Übe Achtsamkeit, indem du fotografierst. Die Kamera in deinem Smartphone reicht dafür völlig aus. Suche dir nun etwas Alltägliches oder etwas zunächst Uninteressantes. Versuche Details in dem vermeintlich Uninteressanten zu entdecken und dies fotografisch festzuhalten. Das kann ein Schattenspiel sein. Das können unterschiedliche Farben sein, die aufeinandertreffen oder unterschiedliche Materialien. Vielleicht ist es auch nur deine Perspektive, die den Blick für etwas völlig Neues öffnet.

 

Was schmeckst du, wenn du schmeckst – und was spielt beim Geschmack eine Rolle? Wenn du eine Zitrone siehst oder auch nur an sie denkst, verziehst du schon dein Gesicht. Der Speichel sammelt sich im Mund. Das alles nur, weil du weißt, dass sie sauer schmeckt. Siehst du ein Stück Vollmilchschokolade mit ganzen Nüssen, schmeckst du im Geiste eher etwas angenehm Süßes kombiniert mit dem herrlichen Aroma gerösteter Nüsse.

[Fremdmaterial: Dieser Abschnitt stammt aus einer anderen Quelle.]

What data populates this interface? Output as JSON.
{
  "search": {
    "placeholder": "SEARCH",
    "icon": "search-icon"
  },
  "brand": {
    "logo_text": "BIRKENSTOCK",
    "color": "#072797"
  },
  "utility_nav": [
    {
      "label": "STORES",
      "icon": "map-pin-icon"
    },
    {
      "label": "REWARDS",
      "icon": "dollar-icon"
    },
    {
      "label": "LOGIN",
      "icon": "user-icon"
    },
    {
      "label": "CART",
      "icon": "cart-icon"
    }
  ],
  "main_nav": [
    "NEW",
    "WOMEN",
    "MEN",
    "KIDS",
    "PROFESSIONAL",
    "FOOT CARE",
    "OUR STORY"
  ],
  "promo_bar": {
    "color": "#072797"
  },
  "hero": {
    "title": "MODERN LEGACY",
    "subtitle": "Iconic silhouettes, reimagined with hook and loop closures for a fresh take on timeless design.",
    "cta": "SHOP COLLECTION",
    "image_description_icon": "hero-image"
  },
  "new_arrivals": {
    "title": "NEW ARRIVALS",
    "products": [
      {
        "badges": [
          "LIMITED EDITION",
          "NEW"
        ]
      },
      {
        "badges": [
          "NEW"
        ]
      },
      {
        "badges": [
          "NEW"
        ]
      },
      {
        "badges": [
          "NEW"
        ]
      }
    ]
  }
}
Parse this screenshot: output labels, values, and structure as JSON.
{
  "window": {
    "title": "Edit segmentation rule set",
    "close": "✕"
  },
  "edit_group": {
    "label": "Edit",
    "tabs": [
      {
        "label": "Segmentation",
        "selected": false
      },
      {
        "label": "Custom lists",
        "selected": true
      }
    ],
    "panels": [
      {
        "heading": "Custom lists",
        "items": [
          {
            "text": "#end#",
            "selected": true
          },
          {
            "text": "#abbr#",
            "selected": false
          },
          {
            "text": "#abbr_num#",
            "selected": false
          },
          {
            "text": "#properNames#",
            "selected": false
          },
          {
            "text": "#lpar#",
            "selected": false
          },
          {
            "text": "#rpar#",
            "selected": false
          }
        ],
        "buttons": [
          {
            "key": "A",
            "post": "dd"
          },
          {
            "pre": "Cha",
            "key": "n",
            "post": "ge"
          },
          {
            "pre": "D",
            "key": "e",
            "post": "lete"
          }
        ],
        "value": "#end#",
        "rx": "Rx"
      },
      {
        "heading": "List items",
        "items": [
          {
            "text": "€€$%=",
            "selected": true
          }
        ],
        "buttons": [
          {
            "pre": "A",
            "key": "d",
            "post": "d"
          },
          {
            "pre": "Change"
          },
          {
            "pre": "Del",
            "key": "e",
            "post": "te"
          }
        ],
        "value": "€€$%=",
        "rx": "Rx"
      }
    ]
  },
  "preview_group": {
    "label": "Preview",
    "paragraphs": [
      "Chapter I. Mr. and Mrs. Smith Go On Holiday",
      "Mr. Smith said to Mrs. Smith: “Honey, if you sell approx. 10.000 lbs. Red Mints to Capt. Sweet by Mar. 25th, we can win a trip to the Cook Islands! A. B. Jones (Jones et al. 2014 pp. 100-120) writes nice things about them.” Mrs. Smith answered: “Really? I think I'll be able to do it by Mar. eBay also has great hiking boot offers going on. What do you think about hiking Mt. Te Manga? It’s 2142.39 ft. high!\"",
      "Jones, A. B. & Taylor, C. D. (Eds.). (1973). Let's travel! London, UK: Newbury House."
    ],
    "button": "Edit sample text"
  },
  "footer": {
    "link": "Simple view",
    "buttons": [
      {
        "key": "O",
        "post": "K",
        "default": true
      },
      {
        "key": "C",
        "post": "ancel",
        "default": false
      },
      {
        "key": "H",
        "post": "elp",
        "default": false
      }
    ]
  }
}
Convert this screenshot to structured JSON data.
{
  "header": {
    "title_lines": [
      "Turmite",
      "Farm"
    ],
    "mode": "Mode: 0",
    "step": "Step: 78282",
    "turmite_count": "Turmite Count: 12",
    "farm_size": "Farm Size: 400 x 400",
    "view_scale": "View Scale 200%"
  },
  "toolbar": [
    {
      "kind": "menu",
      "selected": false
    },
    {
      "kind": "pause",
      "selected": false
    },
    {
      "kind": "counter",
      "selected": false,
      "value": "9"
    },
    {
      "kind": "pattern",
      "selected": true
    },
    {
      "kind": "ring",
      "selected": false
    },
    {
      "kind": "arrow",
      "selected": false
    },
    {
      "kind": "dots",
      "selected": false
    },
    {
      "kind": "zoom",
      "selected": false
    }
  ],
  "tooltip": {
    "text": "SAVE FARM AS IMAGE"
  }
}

Schließe deine Augen und lasse dir von jemanden etwas Essbares geben. Rieche daran, berühre es mit den Fingern, nehme einen kleinen Happen und kaue bedächtig und aufmerksam. Versuche den Geschmack zu bestimmen. Vielleicht erkennst du unterschiedliche Aromen. Vielleicht sagt dir die Konsistenz etwas. Es ist gar nicht so einfach!

Im Prinzip kannst du bei jeder Mahlzeit versuchen, mit Bedacht zu essen, zu kauen, zu schmecken, zu genießen. Mit der Zeit wird es dir immer einfacher fallen, den Geschmack intensiver wahrzunehmen. Dass Essen Genuss bedeutet, ist unumstritten.